Alejandra Aristizábal (Courtesy of Alejandra Aristizábal and Nomad Gallery)
For others, sustainability is the focus. This is the case for Alejandra Aristizábal, displayed at Volta Basel this year. “My journey with textiles began in my hometown in Colombia, where my natural curiosity was piqued,” she recalls. “Colombia’s rich tradition and availability of natural fibres sowed the seeds of interest. Sustainability is a key focus, driven by environmental concerns. By implementing organic, natural and biodegradable fabrics in my art, I stay on that path. Throughout history, textiles have been more than practical items; they are cultural artefacts, symbols of status, and vehicles for artistic expression.”
The draw of long-lost artisanal techniques is strong for many, some gloriously niche. Artist Amélie Crépy, who showed during London Craft Week this May, is celebrated for her wall hangings and artworks painted in handmade ink crafted from oak galls formed by wasp larvae. Collaborating with Gainsborough and AO Textiles, her pieces are available as both interior fabrics and framed pictures in their own right.
Amélie Crépy
One aspect of textile art is how it can be displayed differently from paper works, explains Rhonda Brown from Connecticut’s Browngrotta Arts, which looks after artists from Kay Sekimachi to Mariette Rousseau-Vermette, whose work will be the major retrospective at Montreal’s National Museum of Fine Arts of Quebec in 2026. “Fibre art can fit in spaces that other works cannot,” Brown explains. “We have worked with artists to create fibre works to hang in spiral staircases or to place in spaces in a bookcase. Fibre artworks are generally sculptural and dimensional in ways that paintings and photographs are not, and these works often incorporate dramatic shadows. The dimensionality and materials used also mean that these works change depending on the light and one’s vantage point, giving their owners multiple ways to approach and appreciate them.”

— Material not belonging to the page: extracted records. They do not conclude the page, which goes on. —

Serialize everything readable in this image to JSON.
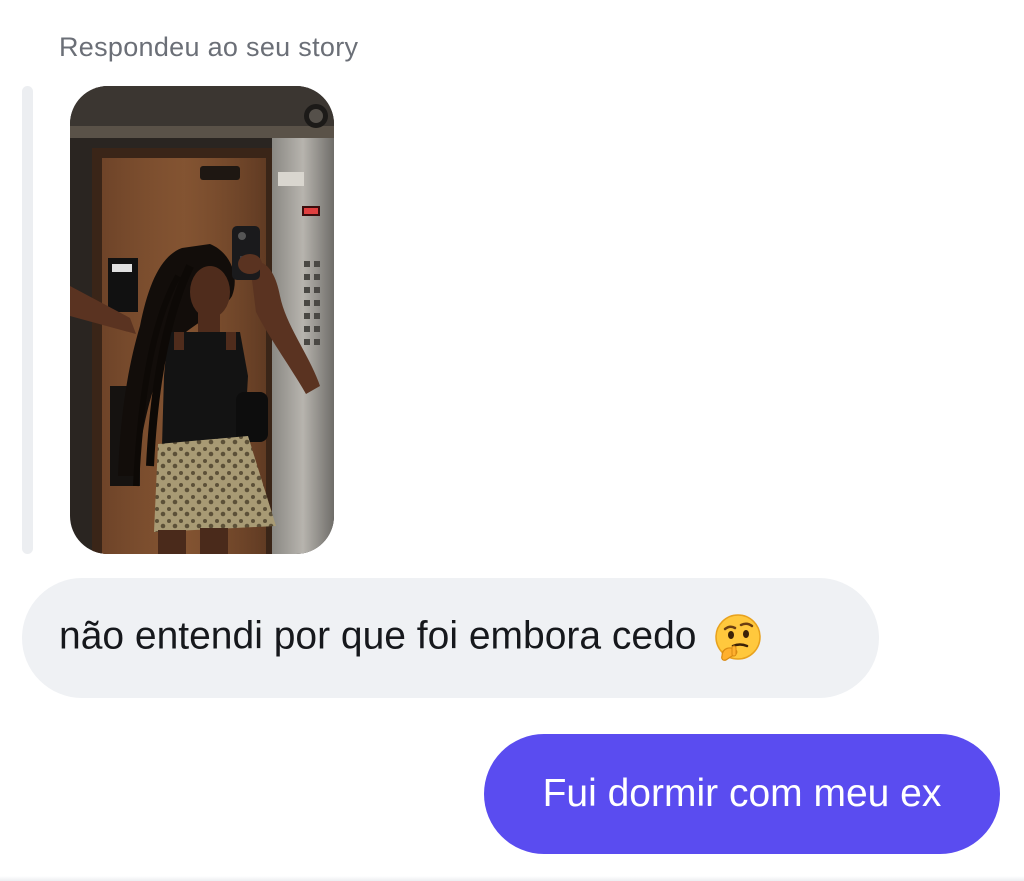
{
  "thread": {
    "reply_label": "Respondeu ao seu story",
    "story_thumbnail": {
      "alt": "Story: woman taking a mirror selfie in an elevator",
      "icon": "story-photo"
    },
    "messages": [
      {
        "direction": "incoming",
        "text": "não entendi por que foi embora cedo",
        "emoji": "🤔",
        "emoji_icon": "thinking-face-icon"
      },
      {
        "direction": "outgoing",
        "text": "Fui dormir com meu ex"
      }
    ]
  },
  "colors": {
    "incoming_bubble": "#eff1f4",
    "outgoing_bubble": "#5a4cf0",
    "label_text": "#6b6f77",
    "quote_bar": "#eceef1"
  }
}
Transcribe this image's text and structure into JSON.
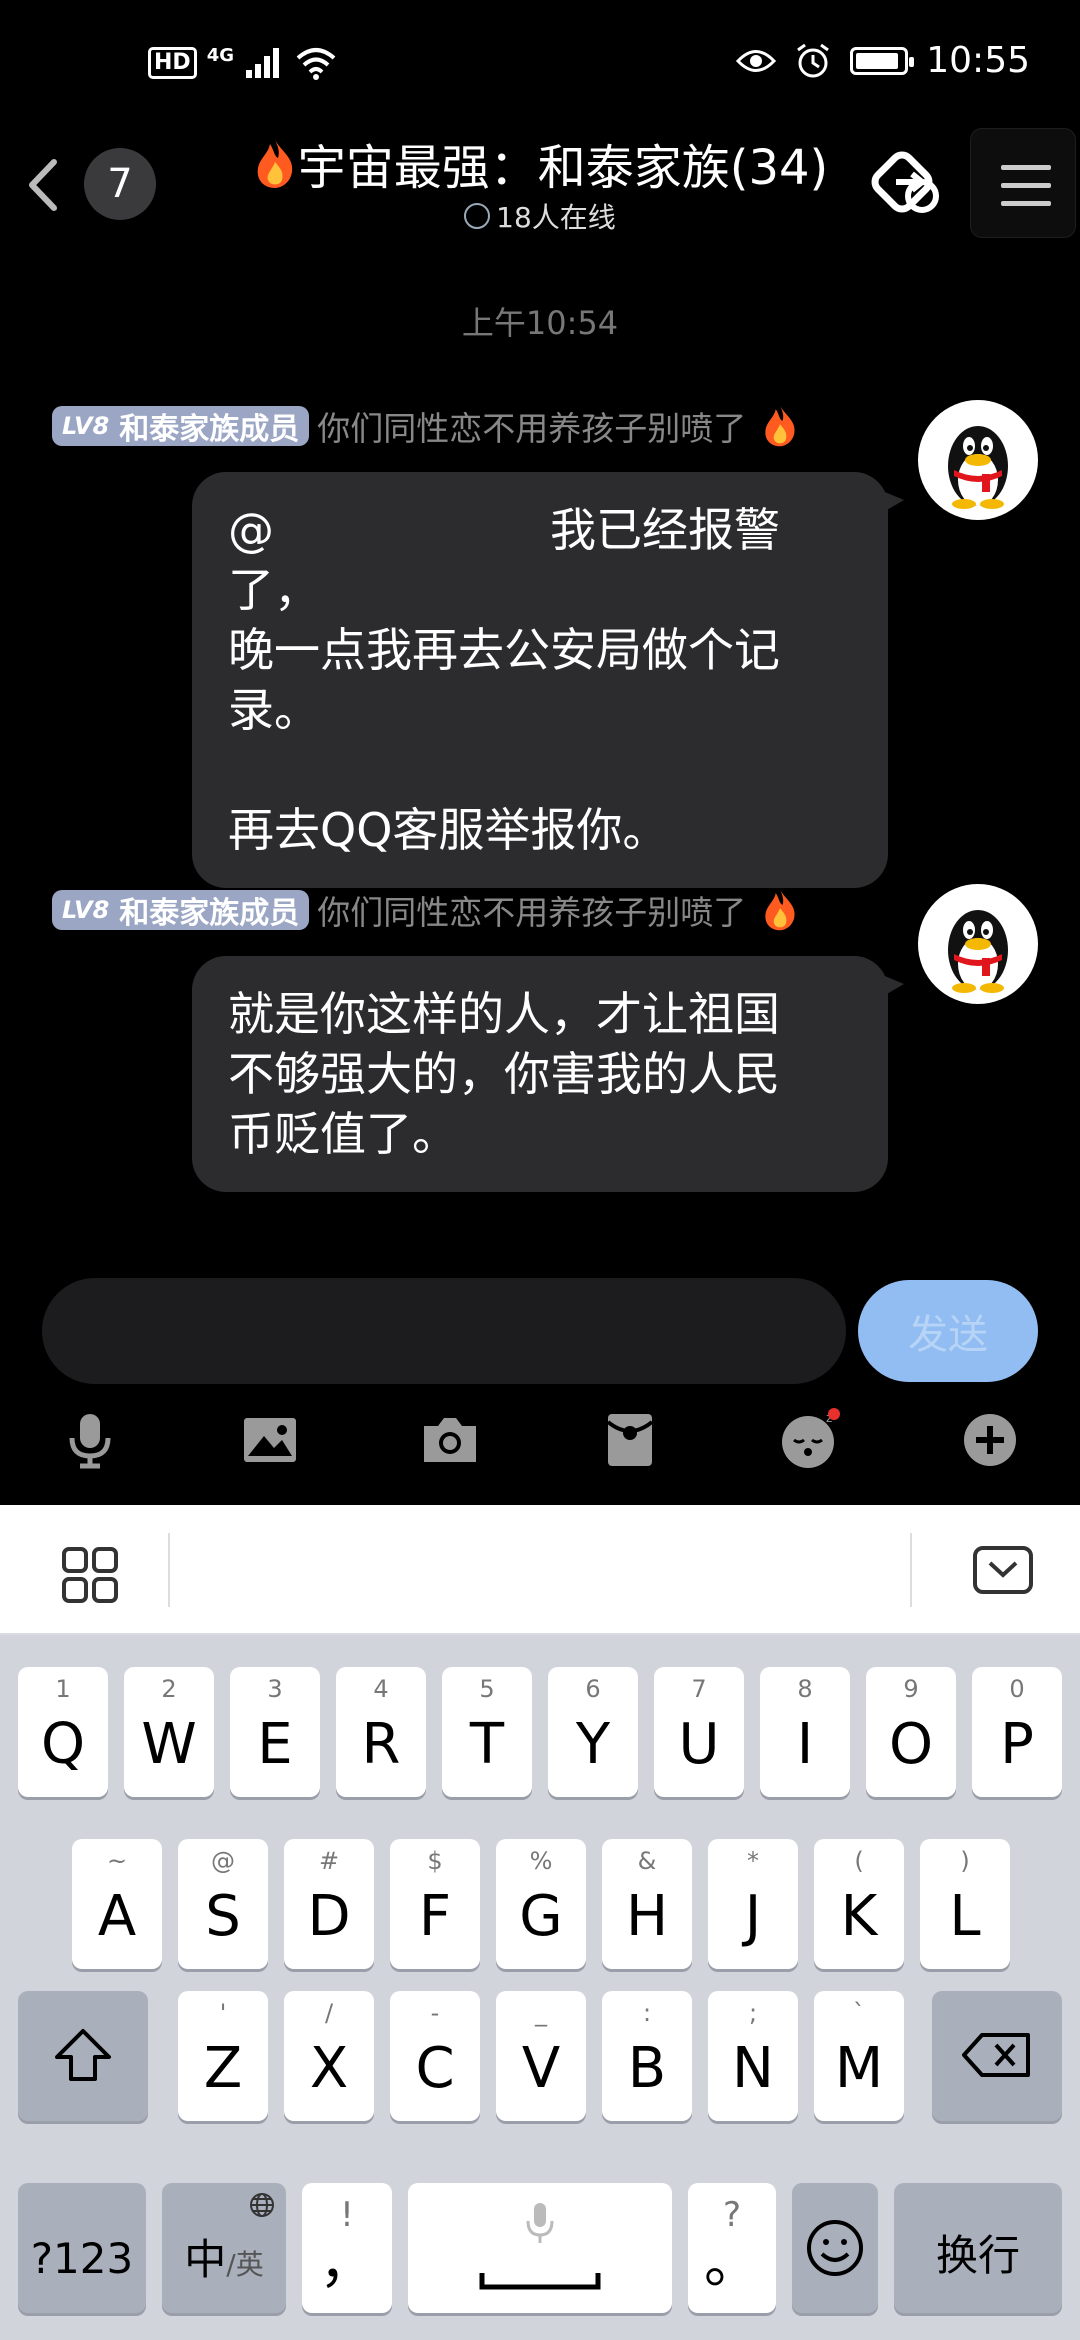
{
  "status_bar": {
    "hd": "HD",
    "network": "4G",
    "time": "10:55",
    "battery_level": 0.9,
    "icons": [
      "signal-icon",
      "wifi-icon",
      "eye-icon",
      "alarm-icon",
      "battery-icon"
    ]
  },
  "header": {
    "unread_count": "7",
    "title": "宇宙最强：和泰家族(34)",
    "online": "18人在线"
  },
  "chat": {
    "timestamp": "上午10:54",
    "messages": [
      {
        "level": "LV8",
        "role": "和泰家族成员",
        "note": "你们同性恋不用养孩子别喷了",
        "text": "@　　　　　　我已经报警了，\n晚一点我再去公安局做个记\n录。\n\n再去QQ客服举报你。"
      },
      {
        "level": "LV8",
        "role": "和泰家族成员",
        "note": "你们同性恋不用养孩子别喷了",
        "text": "就是你这样的人，才让祖国\n不够强大的，你害我的人民\n币贬值了。"
      }
    ]
  },
  "composer": {
    "send_label": "发送",
    "send_color": "#92bdf2"
  },
  "keyboard": {
    "row1": [
      {
        "hint": "1",
        "key": "Q"
      },
      {
        "hint": "2",
        "key": "W"
      },
      {
        "hint": "3",
        "key": "E"
      },
      {
        "hint": "4",
        "key": "R"
      },
      {
        "hint": "5",
        "key": "T"
      },
      {
        "hint": "6",
        "key": "Y"
      },
      {
        "hint": "7",
        "key": "U"
      },
      {
        "hint": "8",
        "key": "I"
      },
      {
        "hint": "9",
        "key": "O"
      },
      {
        "hint": "0",
        "key": "P"
      }
    ],
    "row2": [
      {
        "hint": "~",
        "key": "A"
      },
      {
        "hint": "@",
        "key": "S"
      },
      {
        "hint": "#",
        "key": "D"
      },
      {
        "hint": "$",
        "key": "F"
      },
      {
        "hint": "%",
        "key": "G"
      },
      {
        "hint": "&",
        "key": "H"
      },
      {
        "hint": "*",
        "key": "J"
      },
      {
        "hint": "(",
        "key": "K"
      },
      {
        "hint": ")",
        "key": "L"
      }
    ],
    "row3": [
      {
        "hint": "'",
        "key": "Z"
      },
      {
        "hint": "/",
        "key": "X"
      },
      {
        "hint": "-",
        "key": "C"
      },
      {
        "hint": "_",
        "key": "V"
      },
      {
        "hint": ":",
        "key": "B"
      },
      {
        "hint": ";",
        "key": "N"
      },
      {
        "hint": "`",
        "key": "M"
      }
    ],
    "numbers_label": "?123",
    "lang_label": "中",
    "lang_sub": "/英",
    "comma_hint": "!",
    "comma_key": "，",
    "period_hint": "?",
    "period_key": "。",
    "enter_label": "换行"
  }
}
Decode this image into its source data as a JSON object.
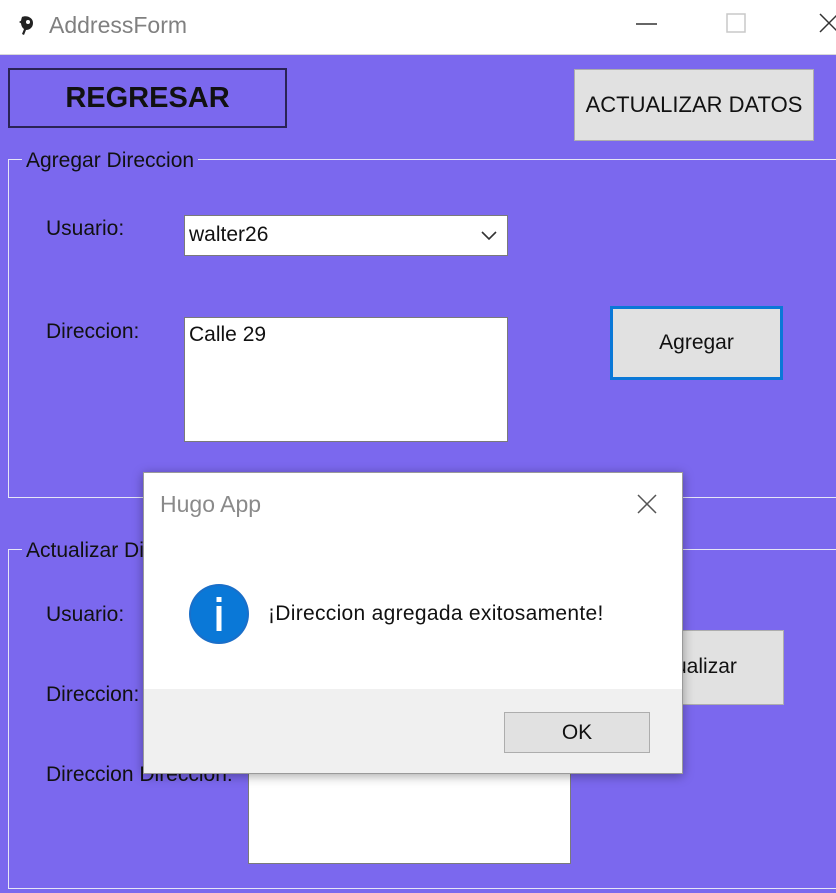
{
  "window": {
    "title": "AddressForm",
    "icons": {
      "app": "app-icon",
      "minimize": "minimize-icon",
      "maximize": "maximize-icon",
      "close": "close-icon"
    }
  },
  "colors": {
    "background": "#7b68ee",
    "dialog_footer": "#f0f0f0",
    "focus_border": "#0a78d7",
    "button": "#e1e1e1"
  },
  "toolbar": {
    "back_label": "REGRESAR",
    "update_data_label": "ACTUALIZAR DATOS"
  },
  "add_group": {
    "legend": "Agregar Direccion",
    "user_label": "Usuario:",
    "user_value": "walter26",
    "address_label": "Direccion:",
    "address_value": "Calle 29",
    "add_button": "Agregar"
  },
  "update_group": {
    "legend": "Actualizar Di",
    "user_label": "Usuario:",
    "address_label": "Direccion:",
    "new_address_label": "Direccion Direccion:",
    "update_button": "ualizar"
  },
  "dialog": {
    "title": "Hugo App",
    "message": "¡Direccion agregada exitosamente!",
    "ok_label": "OK",
    "icon": "info-icon"
  }
}
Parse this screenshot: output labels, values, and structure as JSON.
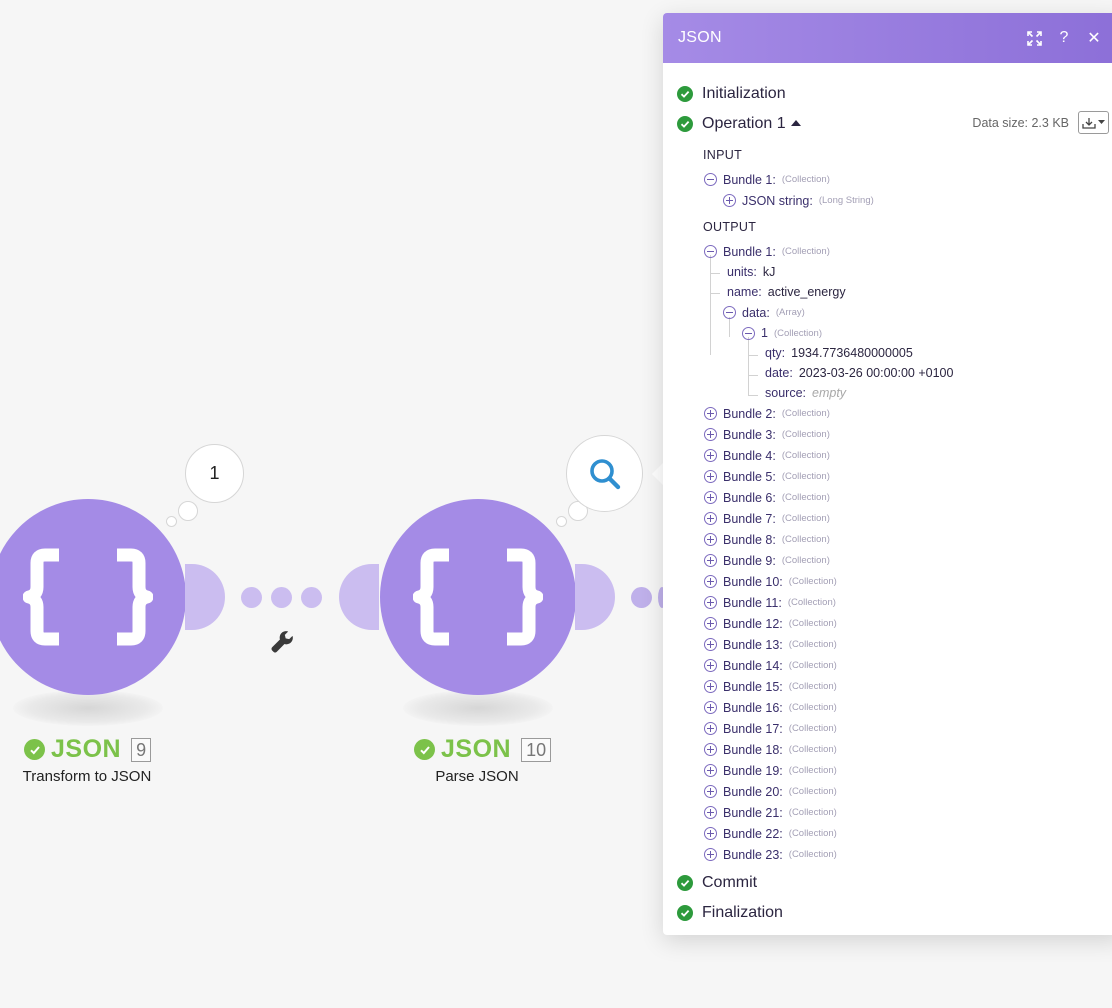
{
  "canvas": {
    "module1": {
      "title": "JSON",
      "id": "9",
      "subtitle": "Transform to JSON",
      "bubble_count": "1",
      "icon": "curly-braces-icon"
    },
    "module2": {
      "title": "JSON",
      "id": "10",
      "subtitle": "Parse JSON",
      "bubble_icon": "search-icon",
      "icon": "curly-braces-icon"
    },
    "filter_icon": "wrench-icon",
    "colors": {
      "module": "#a48be6",
      "success": "#7cc24a",
      "header": "#8c6fd8"
    }
  },
  "panel": {
    "title": "JSON",
    "header_icons": [
      "expand-icon",
      "help-icon",
      "close-icon"
    ],
    "help_label": "?",
    "close_label": "✕",
    "stages": {
      "initialization": "Initialization",
      "operation": "Operation 1",
      "commit": "Commit",
      "finalization": "Finalization"
    },
    "data_size": "Data size: 2.3 KB",
    "input": {
      "label": "INPUT",
      "bundle": {
        "key": "Bundle 1:",
        "type": "(Collection)"
      },
      "json_string": {
        "key": "JSON string:",
        "type": "(Long String)"
      }
    },
    "output": {
      "label": "OUTPUT",
      "bundle1": {
        "key": "Bundle 1:",
        "type": "(Collection)"
      },
      "units": {
        "key": "units:",
        "value": "kJ"
      },
      "name": {
        "key": "name:",
        "value": "active_energy"
      },
      "data": {
        "key": "data:",
        "type": "(Array)"
      },
      "item1": {
        "key": "1",
        "type": "(Collection)"
      },
      "qty": {
        "key": "qty:",
        "value": "1934.7736480000005"
      },
      "date": {
        "key": "date:",
        "value": "2023-03-26 00:00:00 +0100"
      },
      "source": {
        "key": "source:",
        "value": "empty"
      },
      "collapsed_bundles": [
        {
          "key": "Bundle 2:",
          "type": "(Collection)"
        },
        {
          "key": "Bundle 3:",
          "type": "(Collection)"
        },
        {
          "key": "Bundle 4:",
          "type": "(Collection)"
        },
        {
          "key": "Bundle 5:",
          "type": "(Collection)"
        },
        {
          "key": "Bundle 6:",
          "type": "(Collection)"
        },
        {
          "key": "Bundle 7:",
          "type": "(Collection)"
        },
        {
          "key": "Bundle 8:",
          "type": "(Collection)"
        },
        {
          "key": "Bundle 9:",
          "type": "(Collection)"
        },
        {
          "key": "Bundle 10:",
          "type": "(Collection)"
        },
        {
          "key": "Bundle 11:",
          "type": "(Collection)"
        },
        {
          "key": "Bundle 12:",
          "type": "(Collection)"
        },
        {
          "key": "Bundle 13:",
          "type": "(Collection)"
        },
        {
          "key": "Bundle 14:",
          "type": "(Collection)"
        },
        {
          "key": "Bundle 15:",
          "type": "(Collection)"
        },
        {
          "key": "Bundle 16:",
          "type": "(Collection)"
        },
        {
          "key": "Bundle 17:",
          "type": "(Collection)"
        },
        {
          "key": "Bundle 18:",
          "type": "(Collection)"
        },
        {
          "key": "Bundle 19:",
          "type": "(Collection)"
        },
        {
          "key": "Bundle 20:",
          "type": "(Collection)"
        },
        {
          "key": "Bundle 21:",
          "type": "(Collection)"
        },
        {
          "key": "Bundle 22:",
          "type": "(Collection)"
        },
        {
          "key": "Bundle 23:",
          "type": "(Collection)"
        }
      ]
    }
  }
}
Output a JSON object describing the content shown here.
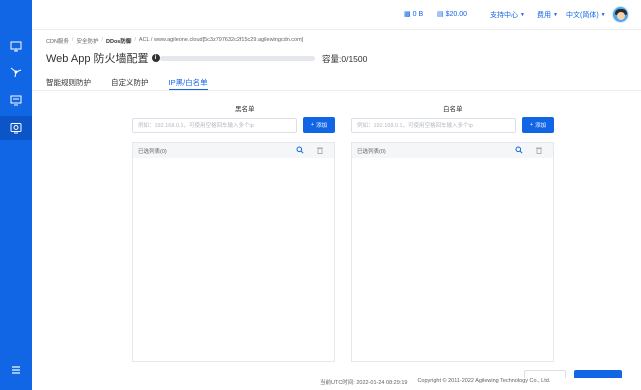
{
  "topbar": {
    "traffic": "0 B",
    "balance": "$20.00",
    "support": "支持中心",
    "billing": "费用",
    "language": "中文(简体)"
  },
  "breadcrumb": {
    "items": [
      "CDN服务",
      "安全防护",
      "DDos防御",
      "ACL / www.agileone.cloud[5c3z797632c2f15c29.agilewingcdn.com]"
    ],
    "separator": "/"
  },
  "page": {
    "title": "Web App 防火墙配置",
    "capacity": "容量:0/1500",
    "capacity_fraction": 0.0
  },
  "tabs": [
    "智能规则防护",
    "自定义防护",
    "IP黑/白名单"
  ],
  "active_tab_index": 2,
  "blacklist": {
    "heading": "黑名单",
    "placeholder": "例如：192.168.0.1，可使用空格回车输入多个ip",
    "add_label": "添加",
    "selected_label": "已选列表(0)"
  },
  "whitelist": {
    "heading": "白名单",
    "placeholder": "例如：192.168.0.1，可使用空格回车输入多个ip",
    "add_label": "添加",
    "selected_label": "已选列表(0)"
  },
  "footer": {
    "utc_time": "当前UTC时间: 2022-01-24 08:29:19",
    "copyright": "Copyright © 2011-2022 Agilewing Technology Co., Ltd."
  },
  "colors": {
    "primary": "#1166e6",
    "sidebar": "#1166e6"
  },
  "icons": {
    "sidebar": [
      "monitor-icon",
      "network-icon",
      "monitor-icon",
      "shield-screen-icon",
      "menu-icon"
    ],
    "list": [
      "search-icon",
      "trash-icon"
    ],
    "topbar": [
      "bar-chart-icon",
      "wallet-icon",
      "chevron-down-icon",
      "user-avatar"
    ]
  }
}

The gallery also handles a good proportion of resale work. As Rhonda Brown points out, “This is a significant change in the contemporary fibre-art field. Ten years ago, there was only a resale market for works by well-known names. Now we have clients who are acquiring previously owned works by a large group of accomplished artists, including John McQueen and Dominic Di Mare.”
Marie Isabelle Poirier-Troyano (Photo: Isolina Arbulu)
In the end, there is something deeply enduring and warming about the medium, says Marbella, Spain-based gallerist Isolina Arbulu, whose artist, Marie Isabelle Poirier-Troyano, also took part in Volta Basel this year. “Textile art has a unique warmth and intimacy that often draws collectors in,” muses Arbulu. “There’s something deeply human about it – viewers can immediately sense the time, care and craftsmanship that go into each piece. The tactile quality, the visible labour and the intricacy of the technique tend to leave a lasting impression. It invites a slower kind of looking, one that connects people not just to the artwork, but to the hands behind it.”
Hommage à Rothko, Mariette Rousseau-Vermette (Tom Grotta/Courtesy Browngrotta Arts)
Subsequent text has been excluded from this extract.